After all, as strong as he ran all day, it was not Dario's best race. And it was clearly apparent that his was not the fastest Dallara on the track, given how persistently Tony Kanaan's Lotus/KV Racing car kept passing him. Not to mention that pesky penultimate pit stop, when Helio Castroneves' Penske Racing team got the Brazilian out in front of Dario.
But Kanaan, as much in control of the race as he appeared to be, succumbed to a bit of KV Racing luck, spinning and wrecking on his own with only a handful of laps to go. Castroneves, meanwhile, had to pit out of the lead during TK's caution because of a cut left rear tire.
Thus, the fates apparently wanted Dario to win. They certainly did their part by eliminating his two strongest competitors. IndyCar race control pitched in as well, to be sure. After penalizing Takuma Sato for hitting one of his crew members on a pit stop, they elected not to follow that precedent when Franchitti collided with a tire and crew member as he pitted later in the race.
So Dario ended up with the trophy, the champagne, and the points. Problem is, Will Power didn't get Fate's memo, and with his steady, patient fourth-place finish he earned enough points to stay tied with Franchitti heading to Iowa Speedway this weekend.
It's clear that while a higher power might want salve Dario's wounded professional ego, it also wants to keep things interesting in the championship. That seems fair to me.
- Graham Rahal moved up from 12th to finish runner-up to The Main Ganassi Operation. It was a good showing for Ganassi's satellite team, whose most memorable moment by a country mile this season unfortunately has been Charlie Kimball's role in the Indianapolis 500 finish.
- Is that Oriol Servia on the podium again? Tell me again why it took him so long to get another IndyCar ride...?

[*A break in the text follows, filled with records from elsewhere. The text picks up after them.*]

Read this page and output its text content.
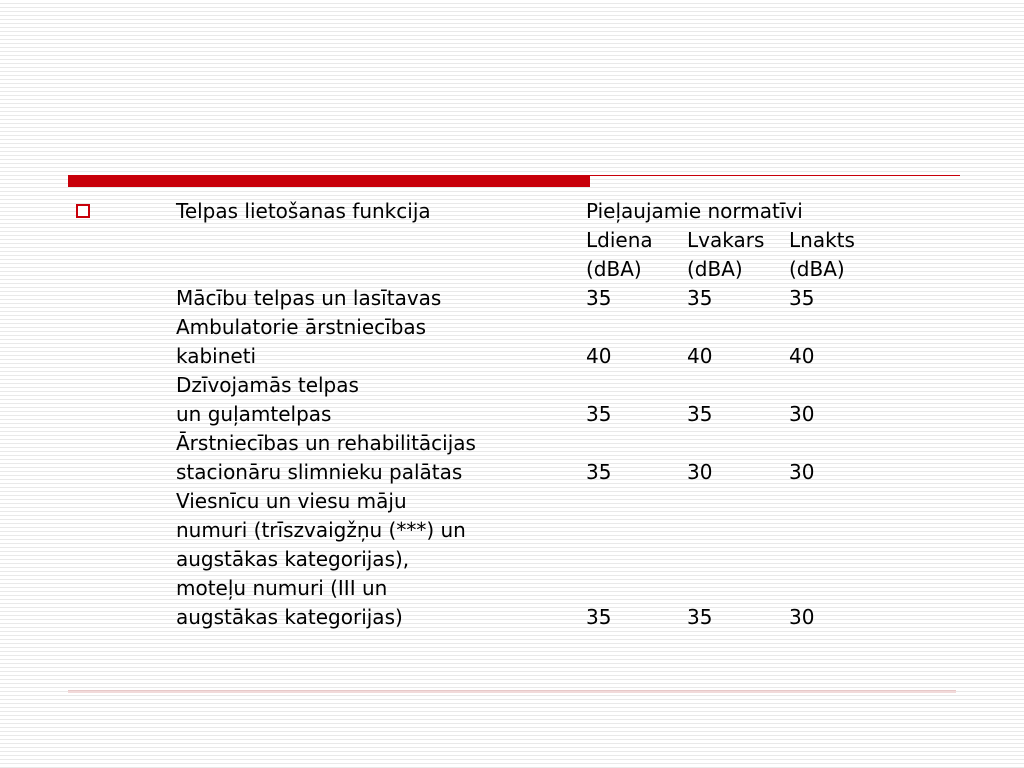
Telpas lietošanas funkcija	Pieļaujamie normatīvi		
	Ldiena	Lvakars	Lnakts
	(dBA)	(dBA)	(dBA)

Mācību telpas un lasītavas	35	35	35

Ambulatorie ārstniecības
kabineti	40	40	40

Dzīvojamās telpas
un guļamtelpas	35	35	30

Ārstniecības un rehabilitācijas
stacionāru slimnieku palātas	35	30	30

Viesnīcu un viesu māju
numuri (trīszvaigžņu (***) un
augstākas kategorijas),
moteļu numuri (III un
augstākas kategorijas)	35	35	30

- Danica Patrick finished fifth, which should give her a ton of confidence heading to her next Milwaukee start in a NASCAR Nationwide Series car.
- Takuma Sato was racing with a heavy heart after losing his father this week. It showed on the track with two major pit road errors; still, he recovered to finish eighth - the only KV Racing car to finish the race, by the way.
- Simona de Silvestro wrecked hard in qualifying in her eight-year-old "Pork Chop" Dallara - HVM's only remaining car. She went to the hospital while the crew worked on trying to get the car rolling again. The next day, she and the car were in good enough shape to start the race. Though she quickly parked it - the car was a sled to begin with, and crash damage certainly didn't help its performance - her chutzpah was impressive. "Iron Maiden," indeed.
- That forced smile from Kevin Kalkhoven at Texas? Pretty much gone by now. With Tony Kanaan wrecking from the lead, Sato's pit woes, and EJ Viso returning to carbon-fiber-shredding form, the feel-good story of KV Racing's qualifying performance was definitively erased.
- JR Hildebrand replicated his Indy 500 final lap in almost comically perfect detail on lap 120. Afterwards, the ABC broadcast crew made 110% sure that the viewing audience got the similarities. No, really - did you notice? C'mon, you noticed, right?
- Ryan Hunter-Reay didn't even last a full lap in his perplexing sponsor swap with Mike Conway, demolishing his #28 GoDaddy.com car in turn one of lap one. When Vitor Meira went out of the race with handling problems later in the race, it didn't take long for the wags to wonder whether the "mechanical issues" were just A.J. Foyt's excuse to cover up another ride buy by Michael Andretti.
- Count Sarah Fisher Racing and Sam Schmidt Motorsports as two teams who aimed at the setup target and missed by several city blocks. Alex Tagliani, in particular, looked like he was driving on a mess of ball bearings instead of four Firestone tires.
- I don't know if Marlo Klain held another wedding or if people were more interested in beer and brats on Father's Day, but the stands at the Milwaukee Mile were worryingly bare. It's tough to justify the fan angst over losing oval races in the IZOD IndyCar Series when it's so blatantly clear that they can barely draw flies, let alone fans.